Impact on Life Expectancy
The next step is to calculate the impact on life expectancy. I extended out the Thembisa mortality rates to age 110 using a Gompertz curve and then reduced the mortality rates in the Thembisa model by the proportions of the deaths due to motor accident discussed above. These curves for 2015 are shown in the following plot (the blip at age 90 is where the Gompertz curve joins the data and should be smoothed out), together with the curves adjusted for the impact of motor accidents:
The impact on life expectancy at birth is as follows:
|Sex||Year||e0||e0 – no motor accidents||Increase|
The gain in life expectancy for males is much higher than for females, which is due to two factors:
- The higher mortality rates due to accidental death for males, compared to females
- The bigger impact of motor deaths for males compared to females, as shown above
Translating these numbers into years of life lost due to motor accidents, using the reported 2015 birth cohorts from Stats SA, we get an 417 124 years of life for males and 163 157 for females.
Conclusion and Limitations
This post examined the impact of motor accident related deaths on mortality and life expectancy in South Africa. Like most exercises focussing on South African mortality that I have been involved in, it comes down to trying to work out how deaths have been reported and recorded.
The key assumptions that were made are:
- some of the motor accident related deaths have been misreported under Y34
- the RTMC reports are the true number of these deaths
- all causes of death are reported with the same level of completeness
Matzopoulos, Prinsloo, Wyk et al. (2015) found that in fact, more deaths had been recorded by mortuary reports in 2009 than appeared in the RTMC reports. The difficulty I have in using their number in this type of armchair analysis is that we know the WHO data is not completely reported, so some part of the deaths that they found relates to the normal under-reporting of deaths in South Africa, and not the cause specific reporting issues. The fact that they found more deaths also invalidates the assumption that all deaths are reported at the same level of completeness but it is unclear to me how to correct the WHO data using their finding.

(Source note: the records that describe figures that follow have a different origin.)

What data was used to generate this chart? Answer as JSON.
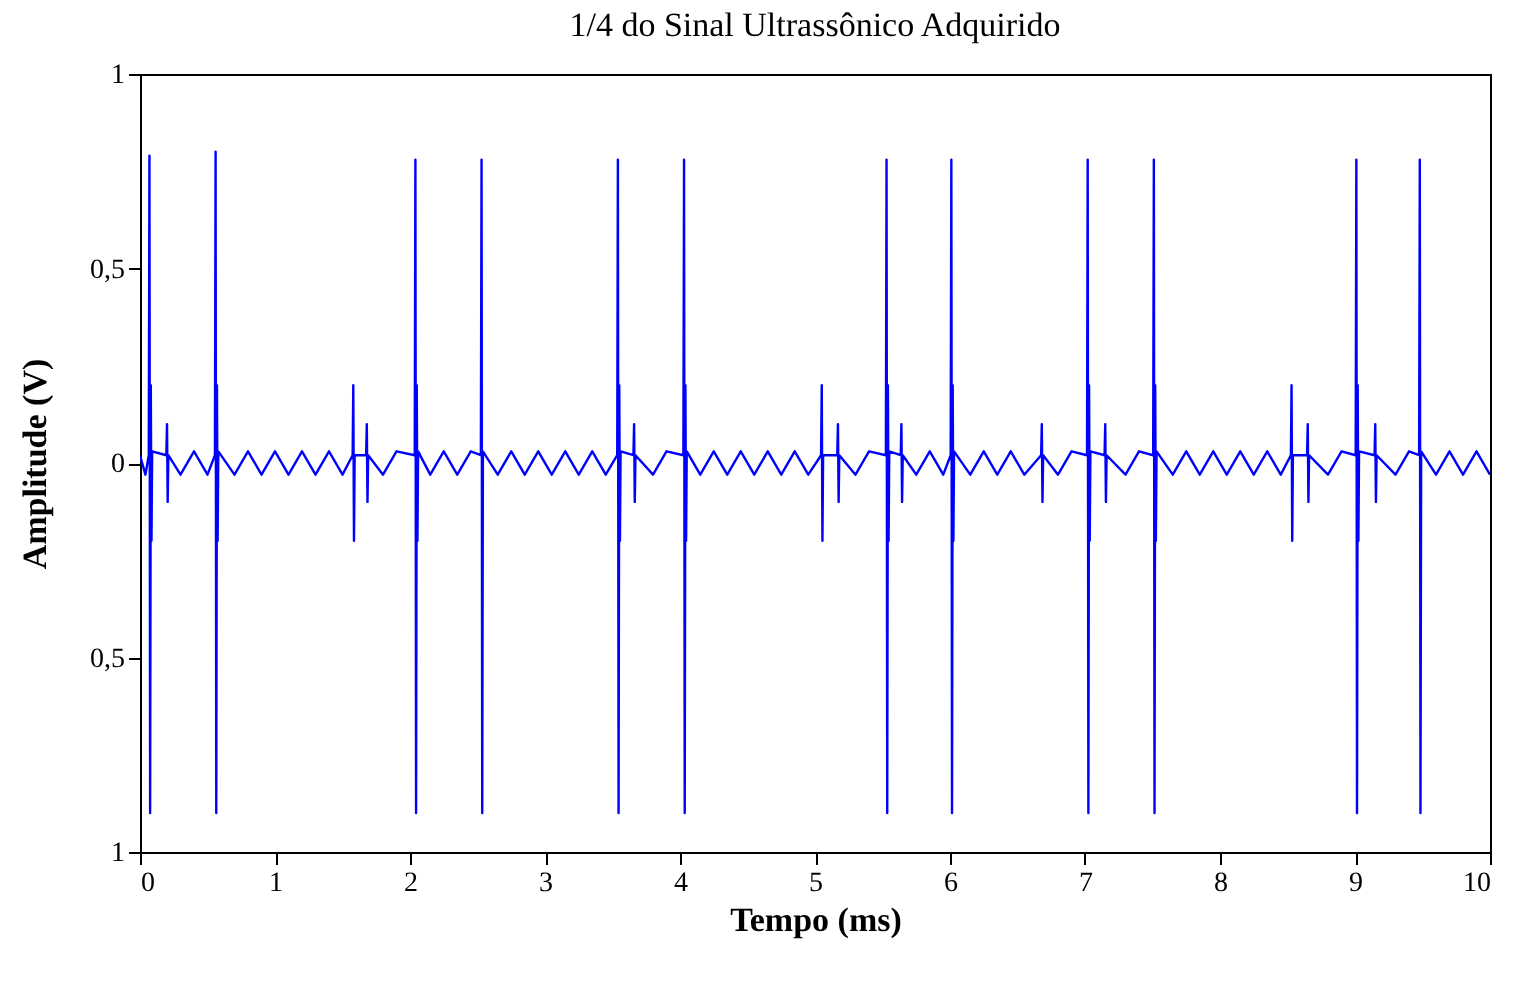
{
  "chart_data": {
    "type": "line",
    "title": "1/4 do Sinal Ultrassônico Adquirido",
    "xlabel": "Tempo (ms)",
    "ylabel": "Amplitude (V)",
    "xlim": [
      0,
      10
    ],
    "xticks": [
      0,
      1,
      2,
      3,
      4,
      5,
      6,
      7,
      8,
      9,
      10
    ],
    "ylim": [
      -1,
      1
    ],
    "yticks": [
      {
        "value": -1,
        "label": "1"
      },
      {
        "value": -0.5,
        "label": "0,5"
      },
      0,
      {
        "value": 0.5,
        "label": "0,5"
      },
      1
    ],
    "grid": false,
    "x": [
      0,
      0.04,
      0.065,
      0.07,
      0.075,
      0.08,
      0.085,
      0.09,
      0.195,
      0.2,
      0.205,
      0.21,
      0.3,
      0.4,
      0.5,
      0.555,
      0.56,
      0.565,
      0.57,
      0.575,
      0.58,
      0.7,
      0.8,
      0.9,
      1.0,
      1.1,
      1.2,
      1.3,
      1.4,
      1.5,
      1.575,
      1.58,
      1.585,
      1.59,
      1.675,
      1.68,
      1.685,
      1.69,
      1.8,
      1.9,
      2.035,
      2.04,
      2.045,
      2.05,
      2.055,
      2.06,
      2.15,
      2.25,
      2.35,
      2.45,
      2.525,
      2.53,
      2.535,
      2.54,
      2.65,
      2.75,
      2.85,
      2.95,
      3.05,
      3.15,
      3.25,
      3.35,
      3.45,
      3.535,
      3.54,
      3.545,
      3.55,
      3.555,
      3.56,
      3.655,
      3.66,
      3.665,
      3.67,
      3.8,
      3.9,
      4.025,
      4.03,
      4.035,
      4.04,
      4.045,
      4.05,
      4.15,
      4.25,
      4.35,
      4.45,
      4.55,
      4.65,
      4.75,
      4.85,
      4.95,
      5.045,
      5.05,
      5.055,
      5.06,
      5.165,
      5.17,
      5.175,
      5.18,
      5.3,
      5.4,
      5.525,
      5.53,
      5.535,
      5.54,
      5.545,
      5.55,
      5.635,
      5.64,
      5.645,
      5.65,
      5.75,
      5.85,
      5.95,
      6.005,
      6.01,
      6.015,
      6.02,
      6.025,
      6.03,
      6.15,
      6.25,
      6.35,
      6.45,
      6.55,
      6.675,
      6.68,
      6.685,
      6.69,
      6.8,
      6.9,
      7.015,
      7.02,
      7.025,
      7.03,
      7.035,
      7.04,
      7.145,
      7.15,
      7.155,
      7.16,
      7.3,
      7.4,
      7.505,
      7.51,
      7.515,
      7.52,
      7.525,
      7.53,
      7.65,
      7.75,
      7.85,
      7.95,
      8.05,
      8.15,
      8.25,
      8.35,
      8.45,
      8.525,
      8.53,
      8.535,
      8.54,
      8.645,
      8.65,
      8.655,
      8.66,
      8.8,
      8.9,
      9.005,
      9.01,
      9.015,
      9.02,
      9.025,
      9.03,
      9.145,
      9.15,
      9.155,
      9.16,
      9.3,
      9.4,
      9.475,
      9.48,
      9.485,
      9.49,
      9.6,
      9.7,
      9.8,
      9.9,
      10
    ],
    "series": [
      {
        "color": "#0000ff",
        "values": [
          0.02,
          -0.03,
          0.02,
          0.79,
          -0.9,
          0.2,
          -0.2,
          0.03,
          0.02,
          0.1,
          -0.1,
          0.02,
          -0.03,
          0.03,
          -0.03,
          0.02,
          0.8,
          -0.9,
          0.2,
          -0.2,
          0.03,
          -0.03,
          0.03,
          -0.03,
          0.03,
          -0.03,
          0.03,
          -0.03,
          0.03,
          -0.03,
          0.02,
          0.2,
          -0.2,
          0.02,
          0.02,
          0.1,
          -0.1,
          0.02,
          -0.03,
          0.03,
          0.02,
          0.78,
          -0.9,
          0.2,
          -0.2,
          0.03,
          -0.03,
          0.03,
          -0.03,
          0.03,
          0.02,
          0.78,
          -0.9,
          0.03,
          -0.03,
          0.03,
          -0.03,
          0.03,
          -0.03,
          0.03,
          -0.03,
          0.03,
          -0.03,
          0.02,
          0.78,
          -0.9,
          0.2,
          -0.2,
          0.03,
          0.02,
          0.1,
          -0.1,
          0.02,
          -0.03,
          0.03,
          0.02,
          0.78,
          -0.9,
          0.2,
          -0.2,
          0.03,
          -0.03,
          0.03,
          -0.03,
          0.03,
          -0.03,
          0.03,
          -0.03,
          0.03,
          -0.03,
          0.02,
          0.2,
          -0.2,
          0.02,
          0.02,
          0.1,
          -0.1,
          0.02,
          -0.03,
          0.03,
          0.02,
          0.78,
          -0.9,
          0.2,
          -0.2,
          0.03,
          0.02,
          0.1,
          -0.1,
          0.02,
          -0.03,
          0.03,
          -0.03,
          0.02,
          0.78,
          -0.9,
          0.2,
          -0.2,
          0.03,
          -0.03,
          0.03,
          -0.03,
          0.03,
          -0.03,
          0.02,
          0.1,
          -0.1,
          0.02,
          -0.03,
          0.03,
          0.02,
          0.78,
          -0.9,
          0.2,
          -0.2,
          0.03,
          0.02,
          0.1,
          -0.1,
          0.02,
          -0.03,
          0.03,
          0.02,
          0.78,
          -0.9,
          0.2,
          -0.2,
          0.03,
          -0.03,
          0.03,
          -0.03,
          0.03,
          -0.03,
          0.03,
          -0.03,
          0.03,
          -0.03,
          0.02,
          0.2,
          -0.2,
          0.02,
          0.02,
          0.1,
          -0.1,
          0.02,
          -0.03,
          0.03,
          0.02,
          0.78,
          -0.9,
          0.2,
          -0.2,
          0.03,
          0.02,
          0.1,
          -0.1,
          0.02,
          -0.03,
          0.03,
          0.02,
          0.78,
          -0.9,
          0.03,
          -0.03,
          0.03,
          -0.03,
          0.03,
          -0.03
        ]
      }
    ]
  }
}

This represents a limitation of the analysis performed above and it seems to me that the gain in life expectancy derived in this analysis is probably too low.

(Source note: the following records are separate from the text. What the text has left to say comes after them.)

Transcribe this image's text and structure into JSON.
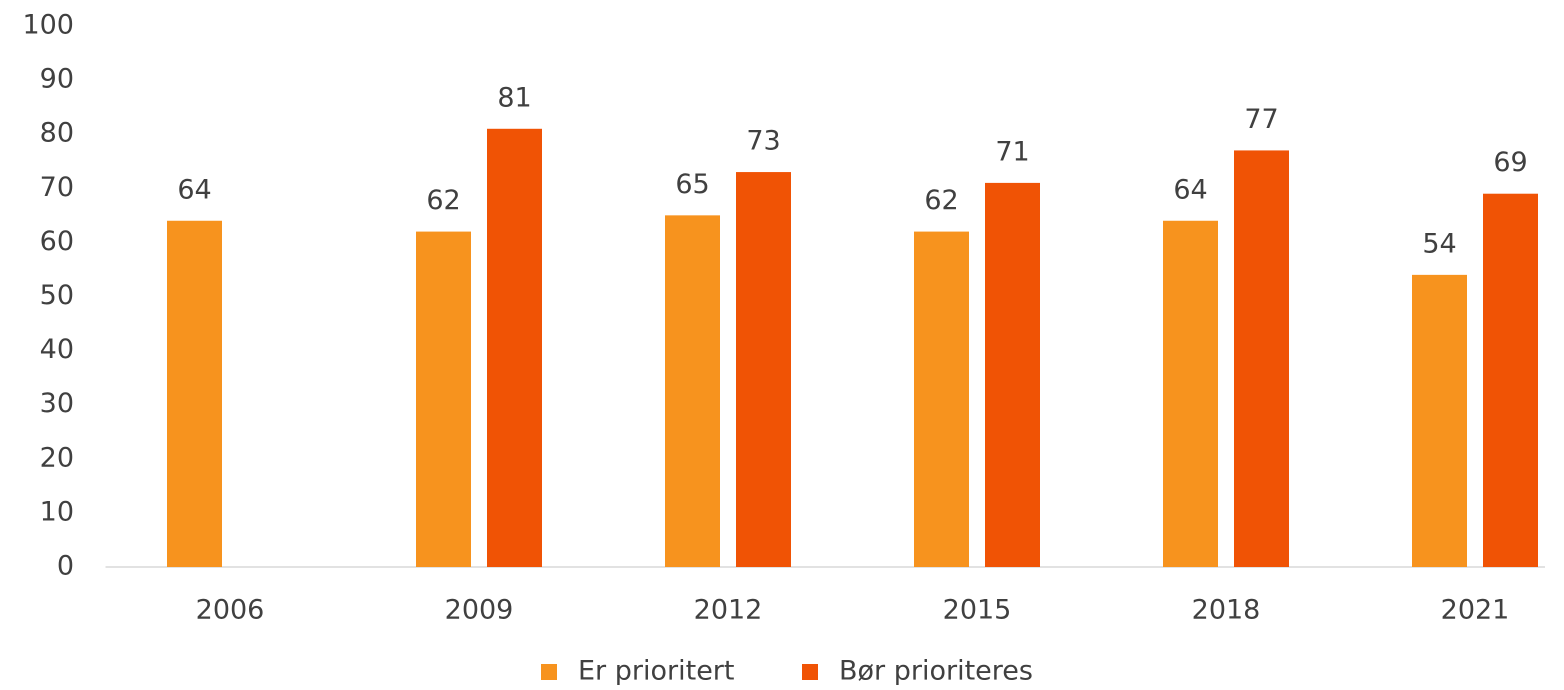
{
  "chart_data": {
    "type": "bar",
    "categories": [
      "2006",
      "2009",
      "2012",
      "2015",
      "2018",
      "2021"
    ],
    "series": [
      {
        "name": "Er prioritert",
        "color": "#f7931e",
        "values": [
          64,
          62,
          65,
          62,
          64,
          54
        ]
      },
      {
        "name": "Bør prioriteres",
        "color": "#f05305",
        "values": [
          null,
          81,
          73,
          71,
          77,
          69
        ]
      }
    ],
    "ylim": [
      0,
      100
    ],
    "yticks": [
      0,
      10,
      20,
      30,
      40,
      50,
      60,
      70,
      80,
      90,
      100
    ],
    "grid": false,
    "legend": "bottom"
  }
}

This post showed that eliminating deaths due to motor accidents would be a big win for public health. The problem is that I imagine self-driving cars will not come to South Africa nearly as quickly as more developed countries and also I don’t imagine that the whole population would benefit immediately. Other challenges for self-driving cars in South Africa are likely to arise from the relatively poor road infrastructure. Therefore, the potential benefits to mortality will not be realized anytime soon.
Matzopoulos, R., M. Prinsloo, V.P.-v. Wyk, N. Gwebushe et al. 2015. “Injury-related mortality in South Africa: a retrospective descriptive study of postmortem investigations”, Bulletin of the World Health Organization 93(5):303-313.

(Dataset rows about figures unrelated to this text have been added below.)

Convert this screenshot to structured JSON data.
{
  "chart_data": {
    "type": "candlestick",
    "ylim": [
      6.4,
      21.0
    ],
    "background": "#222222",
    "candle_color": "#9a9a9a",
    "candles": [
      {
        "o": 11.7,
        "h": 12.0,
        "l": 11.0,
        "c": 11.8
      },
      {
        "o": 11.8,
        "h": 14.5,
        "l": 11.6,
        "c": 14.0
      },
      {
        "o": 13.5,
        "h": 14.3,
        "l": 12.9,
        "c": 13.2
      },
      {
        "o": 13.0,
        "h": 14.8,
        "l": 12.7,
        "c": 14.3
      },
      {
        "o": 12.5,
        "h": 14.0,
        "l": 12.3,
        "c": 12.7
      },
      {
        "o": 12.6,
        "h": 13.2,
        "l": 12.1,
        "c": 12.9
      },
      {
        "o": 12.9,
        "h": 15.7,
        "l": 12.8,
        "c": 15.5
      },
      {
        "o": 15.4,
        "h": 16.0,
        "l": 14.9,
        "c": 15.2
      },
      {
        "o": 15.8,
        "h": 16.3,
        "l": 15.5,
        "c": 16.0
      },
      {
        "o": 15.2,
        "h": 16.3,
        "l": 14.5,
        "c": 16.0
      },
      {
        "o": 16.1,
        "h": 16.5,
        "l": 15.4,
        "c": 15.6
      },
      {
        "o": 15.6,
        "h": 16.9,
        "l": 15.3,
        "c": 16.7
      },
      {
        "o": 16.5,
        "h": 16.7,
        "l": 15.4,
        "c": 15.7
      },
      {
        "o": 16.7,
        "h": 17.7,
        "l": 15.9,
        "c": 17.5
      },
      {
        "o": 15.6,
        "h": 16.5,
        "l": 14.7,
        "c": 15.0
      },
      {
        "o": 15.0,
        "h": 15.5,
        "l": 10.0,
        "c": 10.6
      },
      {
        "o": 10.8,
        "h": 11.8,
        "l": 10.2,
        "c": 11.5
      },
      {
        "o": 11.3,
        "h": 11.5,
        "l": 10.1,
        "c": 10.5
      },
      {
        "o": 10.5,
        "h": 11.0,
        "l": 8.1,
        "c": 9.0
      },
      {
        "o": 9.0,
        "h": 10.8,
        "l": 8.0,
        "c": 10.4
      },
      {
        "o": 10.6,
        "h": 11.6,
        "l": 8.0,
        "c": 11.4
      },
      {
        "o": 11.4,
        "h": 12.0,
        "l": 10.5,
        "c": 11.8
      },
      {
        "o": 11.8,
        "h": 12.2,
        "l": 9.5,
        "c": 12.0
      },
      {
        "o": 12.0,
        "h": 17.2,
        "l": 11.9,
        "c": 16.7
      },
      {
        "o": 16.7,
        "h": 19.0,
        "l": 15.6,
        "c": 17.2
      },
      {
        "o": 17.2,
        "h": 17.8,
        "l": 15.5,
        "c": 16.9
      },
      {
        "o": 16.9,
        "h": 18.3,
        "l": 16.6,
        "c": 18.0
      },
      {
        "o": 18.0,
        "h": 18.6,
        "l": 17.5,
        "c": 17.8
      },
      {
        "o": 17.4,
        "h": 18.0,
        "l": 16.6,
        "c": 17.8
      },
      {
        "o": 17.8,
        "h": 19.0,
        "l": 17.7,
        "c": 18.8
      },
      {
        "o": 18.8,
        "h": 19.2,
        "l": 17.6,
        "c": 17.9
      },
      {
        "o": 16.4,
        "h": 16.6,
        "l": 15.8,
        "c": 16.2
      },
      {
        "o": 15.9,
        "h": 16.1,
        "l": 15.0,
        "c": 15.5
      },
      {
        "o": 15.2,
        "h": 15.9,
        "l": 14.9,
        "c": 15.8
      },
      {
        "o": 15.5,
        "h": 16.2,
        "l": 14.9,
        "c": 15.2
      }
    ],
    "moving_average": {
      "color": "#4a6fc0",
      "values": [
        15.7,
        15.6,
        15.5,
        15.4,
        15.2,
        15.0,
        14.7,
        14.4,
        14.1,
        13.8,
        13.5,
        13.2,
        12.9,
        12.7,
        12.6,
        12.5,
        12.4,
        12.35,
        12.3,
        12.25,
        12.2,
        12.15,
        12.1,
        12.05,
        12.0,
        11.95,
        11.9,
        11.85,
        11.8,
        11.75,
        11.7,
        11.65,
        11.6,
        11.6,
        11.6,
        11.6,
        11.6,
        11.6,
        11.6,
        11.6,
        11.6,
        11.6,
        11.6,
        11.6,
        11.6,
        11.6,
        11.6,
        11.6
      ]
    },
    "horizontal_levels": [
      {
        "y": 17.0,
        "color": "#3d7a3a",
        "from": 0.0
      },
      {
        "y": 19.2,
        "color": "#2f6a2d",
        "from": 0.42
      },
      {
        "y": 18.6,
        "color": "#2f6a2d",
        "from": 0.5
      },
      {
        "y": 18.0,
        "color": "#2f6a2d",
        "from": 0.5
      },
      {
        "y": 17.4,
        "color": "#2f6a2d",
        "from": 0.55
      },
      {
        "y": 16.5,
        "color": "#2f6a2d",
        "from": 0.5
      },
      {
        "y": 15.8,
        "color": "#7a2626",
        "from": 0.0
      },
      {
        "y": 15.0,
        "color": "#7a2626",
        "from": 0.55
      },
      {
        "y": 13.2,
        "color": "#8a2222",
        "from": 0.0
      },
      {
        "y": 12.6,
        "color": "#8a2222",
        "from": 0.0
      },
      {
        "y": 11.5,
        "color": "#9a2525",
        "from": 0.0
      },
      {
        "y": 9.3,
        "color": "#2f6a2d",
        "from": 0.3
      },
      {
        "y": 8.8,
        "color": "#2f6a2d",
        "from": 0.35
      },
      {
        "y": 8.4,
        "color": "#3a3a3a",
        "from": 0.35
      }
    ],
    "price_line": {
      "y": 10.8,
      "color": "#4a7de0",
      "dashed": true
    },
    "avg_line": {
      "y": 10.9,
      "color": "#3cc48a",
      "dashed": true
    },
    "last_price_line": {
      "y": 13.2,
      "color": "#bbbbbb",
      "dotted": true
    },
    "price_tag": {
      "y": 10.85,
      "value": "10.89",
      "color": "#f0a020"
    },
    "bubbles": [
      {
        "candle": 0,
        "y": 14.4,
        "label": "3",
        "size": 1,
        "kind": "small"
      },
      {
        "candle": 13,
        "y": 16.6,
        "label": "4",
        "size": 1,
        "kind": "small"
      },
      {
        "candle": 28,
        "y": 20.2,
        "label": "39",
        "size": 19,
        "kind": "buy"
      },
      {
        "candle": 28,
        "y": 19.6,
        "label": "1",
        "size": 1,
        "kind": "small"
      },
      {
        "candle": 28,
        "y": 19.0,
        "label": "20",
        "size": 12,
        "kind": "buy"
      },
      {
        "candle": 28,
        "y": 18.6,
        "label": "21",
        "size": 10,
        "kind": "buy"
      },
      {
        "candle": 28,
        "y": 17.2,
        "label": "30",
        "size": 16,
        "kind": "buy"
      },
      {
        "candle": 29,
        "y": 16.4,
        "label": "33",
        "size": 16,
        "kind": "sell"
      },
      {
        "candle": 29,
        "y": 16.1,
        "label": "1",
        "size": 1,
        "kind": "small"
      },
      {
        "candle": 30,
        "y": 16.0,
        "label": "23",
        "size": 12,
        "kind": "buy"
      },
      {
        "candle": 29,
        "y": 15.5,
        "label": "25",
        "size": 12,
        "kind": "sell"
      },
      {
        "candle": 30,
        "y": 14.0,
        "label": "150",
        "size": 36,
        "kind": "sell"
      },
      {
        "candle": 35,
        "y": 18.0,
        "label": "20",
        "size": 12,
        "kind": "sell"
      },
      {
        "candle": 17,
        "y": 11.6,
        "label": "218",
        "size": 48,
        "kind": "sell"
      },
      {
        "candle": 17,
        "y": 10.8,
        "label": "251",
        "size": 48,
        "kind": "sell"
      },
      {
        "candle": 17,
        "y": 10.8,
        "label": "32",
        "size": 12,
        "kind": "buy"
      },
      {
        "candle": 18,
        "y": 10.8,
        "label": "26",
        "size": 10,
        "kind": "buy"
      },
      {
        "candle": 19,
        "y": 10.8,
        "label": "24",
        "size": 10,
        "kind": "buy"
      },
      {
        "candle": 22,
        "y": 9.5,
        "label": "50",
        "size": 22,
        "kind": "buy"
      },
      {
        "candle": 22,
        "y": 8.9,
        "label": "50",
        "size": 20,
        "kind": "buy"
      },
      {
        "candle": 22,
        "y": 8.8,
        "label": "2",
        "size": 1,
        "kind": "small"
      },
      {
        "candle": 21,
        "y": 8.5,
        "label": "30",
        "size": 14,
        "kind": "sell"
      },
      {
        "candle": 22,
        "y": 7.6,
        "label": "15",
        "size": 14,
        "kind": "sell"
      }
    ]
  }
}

Pillay-Van Wyk, V., R. Laubscher, W. Msemburi, R.E. Dorrington et al. 2014. “Second South African National Burden of Disease Study: Data Cleaning, Validation and SA NBD List”, Cape Town: Burden of Disease Research Unit, South African Medical Research Council
Pillay-van Wyk, V., W. Msemburi, R. Laubscher, R.E. Dorrington et al. 2016. “Mortality trends and differentials in South Africa from 1997 to 2012: second National Burden of Disease Study”, The Lancet Global Health 4(9):e642-e653.
 Quoting from page 651 of their study “We report a marked decline in HIV/AIDS and tuberculosis mortality since 2006, which can be attributed to the intensified antiretroviral treatment rollout for adults since 2005. According to the National Department of Health, more than 2 million people received antiretroviral therapy in 201231 versus an estimated 47 500 in 2004. The rollout of the prevention of mother-to-child transmission programme since 2002 has reduced infections and hence deaths in infants.”